How does ACE run matrix multiplication on a CPU without a GPU?
ACE adds eight 2D tile registers to the x86 architecture, each storing a 16×16 matrix of values. Using an outer-product algorithm, ACE instructions compute the contribution of every row-column intersection in a matrix multiplication in a single hardware pass, rather than iterating row-by-row as conventional SIMD instructions do. This delivers a claimed 16× compute density advantage over an equivalent AVX10 multiply-accumulate operation. The practical consequence is that x86 CPUs will be able to run AI inference — particularly small models, low-latency tasks, and embedded systems without a discrete GPU — without the data-transfer overhead of offloading to a GPU.
When will CPUs with ACE support ship?
No x86 processor with ACE hardware has been announced. Based on AMD's publicly stated roadmap, which references a "new Matrix Engine" for the Zen 7 microarchitecture, the earliest likely arrival is approximately 2028. Intel's corresponding timeline has not been disclosed. Zen 6 and Intel's upcoming Nova Lake have not referenced ACE support. The ACE specification is available now, and software integration with PyTorch, TensorFlow, NumPy, and HPC libraries is already underway — the standard is designed so that software ecosystems can mature before hardware ships.
Does ACE make x86 CPUs competitive with Nvidia GPUs for AI workloads?

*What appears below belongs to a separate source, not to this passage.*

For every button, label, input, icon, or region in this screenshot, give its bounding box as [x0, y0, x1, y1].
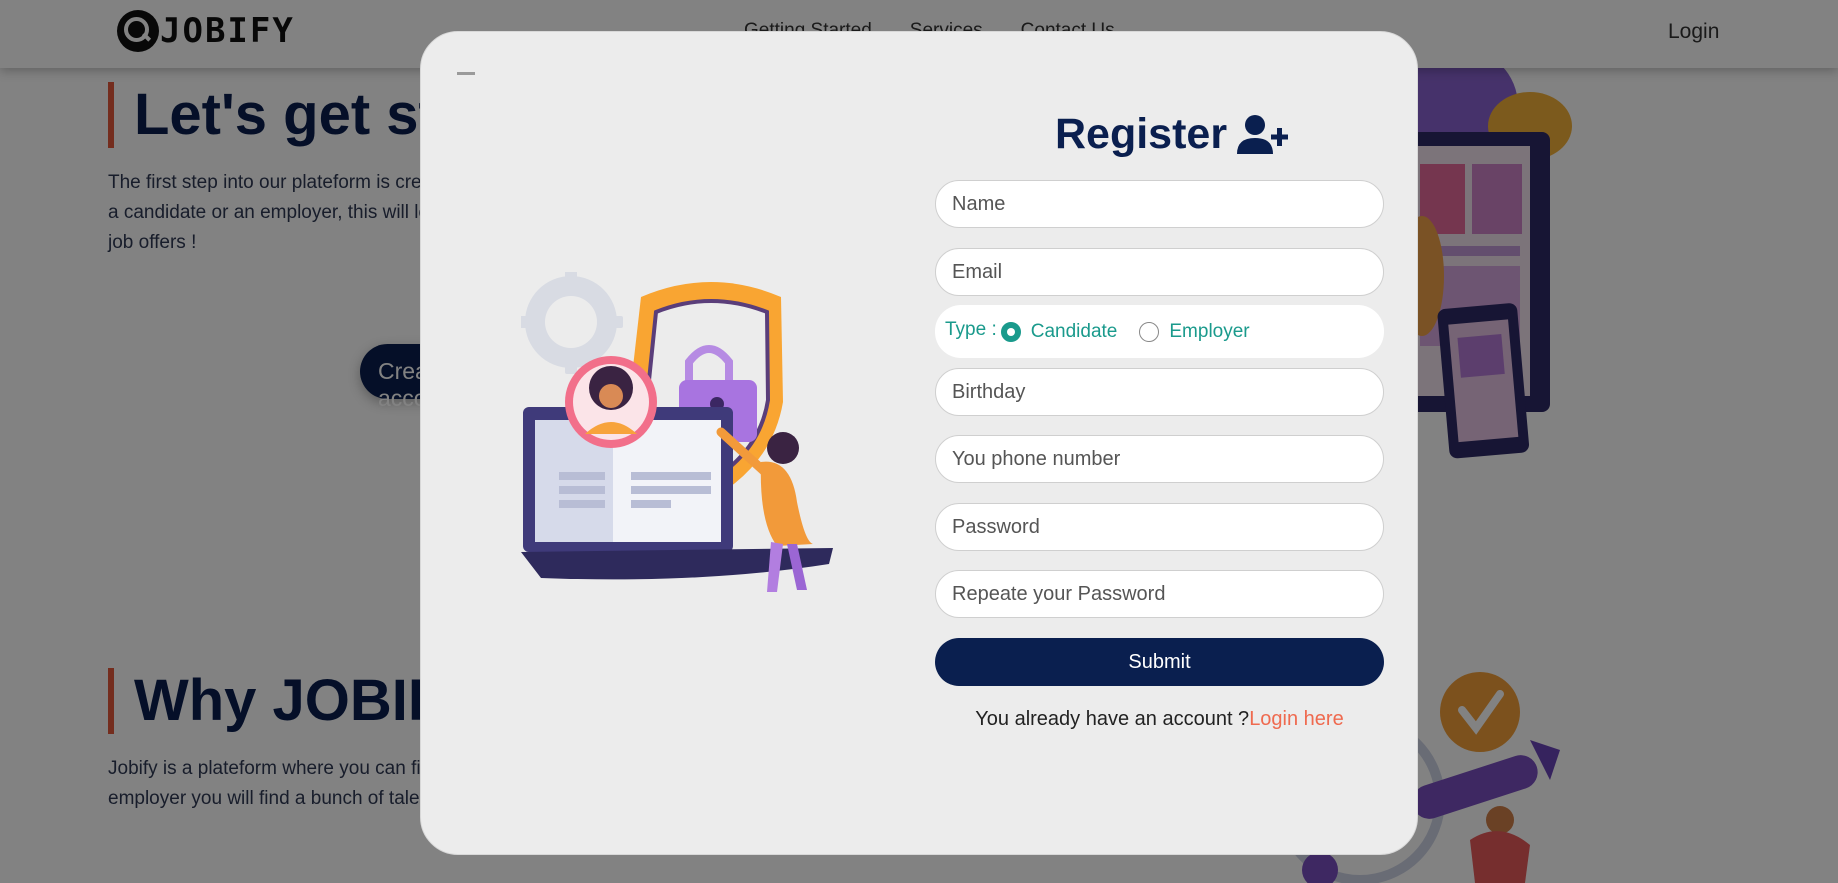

No, and the specification makes no such claim. Jim McGregor of TIRIAS Research was direct: the CPU will never match the efficiency of a GPU or dedicated AI accelerator for the most demanding AI workloads. ACE's purpose is different. It establishes a consistent, high-density matrix compute capability across the entire x86 install base for the categories of AI workloads where CPUs already run the computation but do so inefficiently — edge inference, privacy-sensitive on-device processing, and embedded systems without GPU options.